‘The hardest time of my life:’ a mum and child safe and together

Security, independence and stability – they’re the words that 21-year-old Bella* uses to describe her situation now as she settles into a new  home through the help of McAuley. 

A young mum with a two-year-old daughter, Ashleigh*, Bella has already faced daunting challenges which she is getting through with strength and resilience. Her daughter’s wellbeing is the central focus of her life. 

Bella grew up in foster care, and an accumulation of traumatic experiences, abuse from Ashleigh’s father, and other stresses – “it felt like there was one thing after another” – found her recently presenting to an emergency department. There she was admitted to a mental health ward, received a cocktail of drugs, and was released after a couple of days with no discharge plan or follow-up. 

The medications themselves though led to serious complications, and what came next was a nightmare period where Bella kept returning to hospital asking for help. She felt frail, couldn’t breathe, and had seizures, black-outs and memory loss. Yet all these were seen as part of her mental health condition while Bella kept trying, unsuccessfully, to insist that these were abnormal reactions to the drugs. She felt stuck in a terrible cycle where she felt she had been labelled incorrectly and wasn’t being listened to; in fact was administered with further treatment against her will.  

The one thing Bella was sure of during this spiral was that she needed to protect her daughter, and leave the abusive relationship. She decided to call the police but when they arrived, they discounted what she told them, even though she had evidence on her phone of assaults. Her mental health history meant that instead of arresting her partner, an ambulance was called and Bella was again admitted into hospital as an involuntary patient. 

When Bella was discharged the next time, it was at last acknowledged that the abuse was the cause of her mental health problems. This time when she reached out for help to leave, she found safety. She and her daughter were placed by Safe Steps in a temporary apartment, and at last she had a reprieve from the cycle of abuse and hospitalisations that were doing her more harm than good. It was welcome breathing space, though hearing that after 14 days, she would need to go and stay with family and friends – not options for her – made her question at times whether she would end up returning to her partner. 

But another crisis followed, as child protection authorities stepped in and removed Ashleigh from Bella’s care, apparently because of her multiple mental health admissions. She was stunned and baffled that at this point, when things were at last looking up, and she and her daughter were safe, and well-supported through McAuley’s case management and children’s team, this action was taken. 

‘I felt like a failure. Even those times in hospital were not worse than this,’ she says. It was even more confusing and distressing that Bella was given the option of her daughter staying with a family friend – or her violent father – even though they were living in a refuge to escape his abuse. 

Bella travelled on public transport for six hours to see Ashleigh on her allocated two days a week. Ashleigh was in temporary care with a friend’s family, but was allowed to stay with her father on weekends, despite the history of violence. ‘I was going to do whatever it takes to get her back, but it was the hardest time of my life, and opened up again all the trauma of my childhood.’ 

After two long months, Ashleigh is now back with her mum, and child protection have closed the case. The pair moved a few weeks ago to  a new home in  McAuley’s Wilma’s Place. ‘It would have been impossible for me to get a place to rent; I had low income and no rent history,’ says Bella. The ever-present threat of homelessness had prevented Bella leaving earlier, and feels she would have probably kept returning to at least give Ashleigh a roof over her head. 
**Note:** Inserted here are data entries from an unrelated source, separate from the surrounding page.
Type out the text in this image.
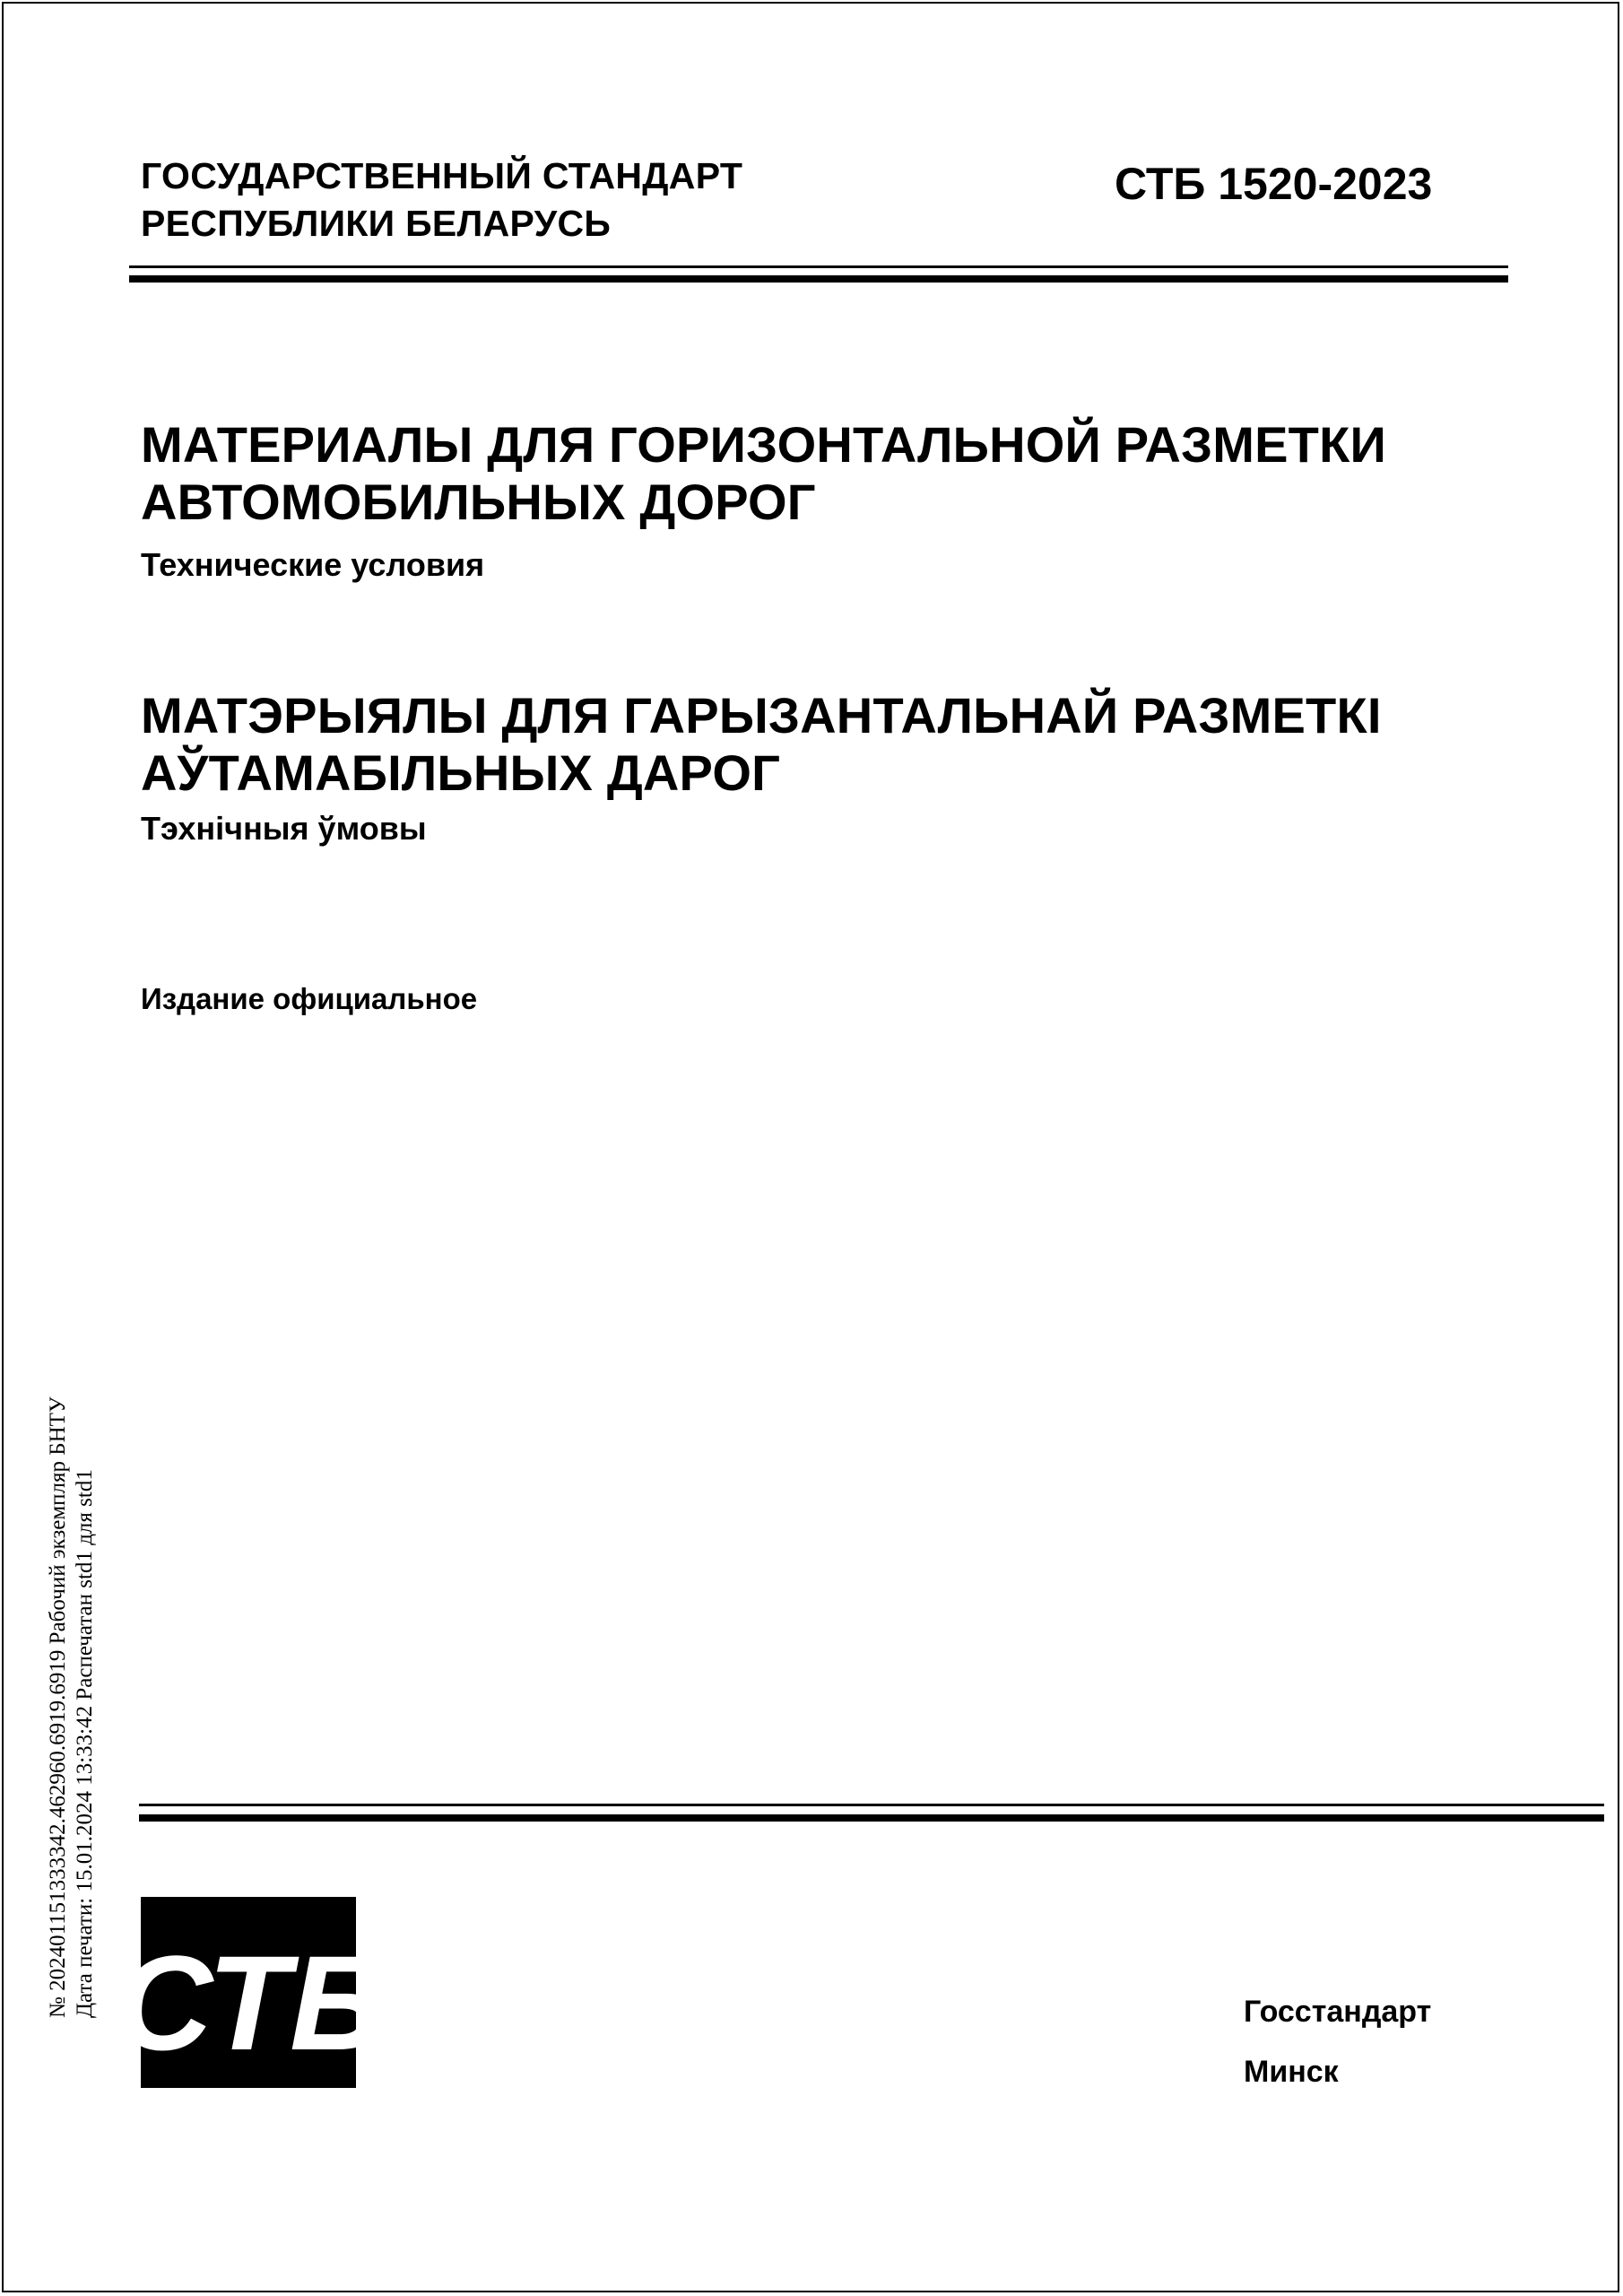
ГОСУДАРСТВЕННЫЙ СТАНДАРТ
РЕСПУБЛИКИ БЕЛАРУСЬ
СТБ 1520-2023
МАТЕРИАЛЫ ДЛЯ ГОРИЗОНТАЛЬНОЙ РАЗМЕТКИ
АВТОМОБИЛЬНЫХ ДОРОГ
Технические условия
МАТЭРЫЯЛЫ ДЛЯ ГАРЫЗАНТАЛЬНАЙ РАЗМЕТКІ
АЎТАМАБІЛЬНЫХ ДАРОГ
Тэхнічныя ўмовы
Издание официальное
№ 202401151333342.462960.6919.6919 Рабочий экземпляр БНТУ Дата печати: 15.01.2024 13:33:42 Распечатан std1 для std1 СТБ	Госстандарт
Минск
‘I can call this home. I’m not worried about moving around again,’ says Bella. Through a flexible support package, she will have driving lessons so she can aim to get a car. In the meantime, Bella and Ashleigh keep in touch with other women and children still living in McAuley refuges. Recently, to mark International Children’s Day, mother and daughter went on an excursion organised by McAuley to the zoo, where Ashleigh was very excited to see the lions. 

Bella says: ‘I have a close relationship with the workers at McAuley and have found my own sense of family and belonging which I’ve never had before. I would really like others in my position to know that there is help there when you need it, and even though I had some awful experiences in the mental health system, I did find one place that listened and helped me, so don’t be afraid to still reach out and get the right care.’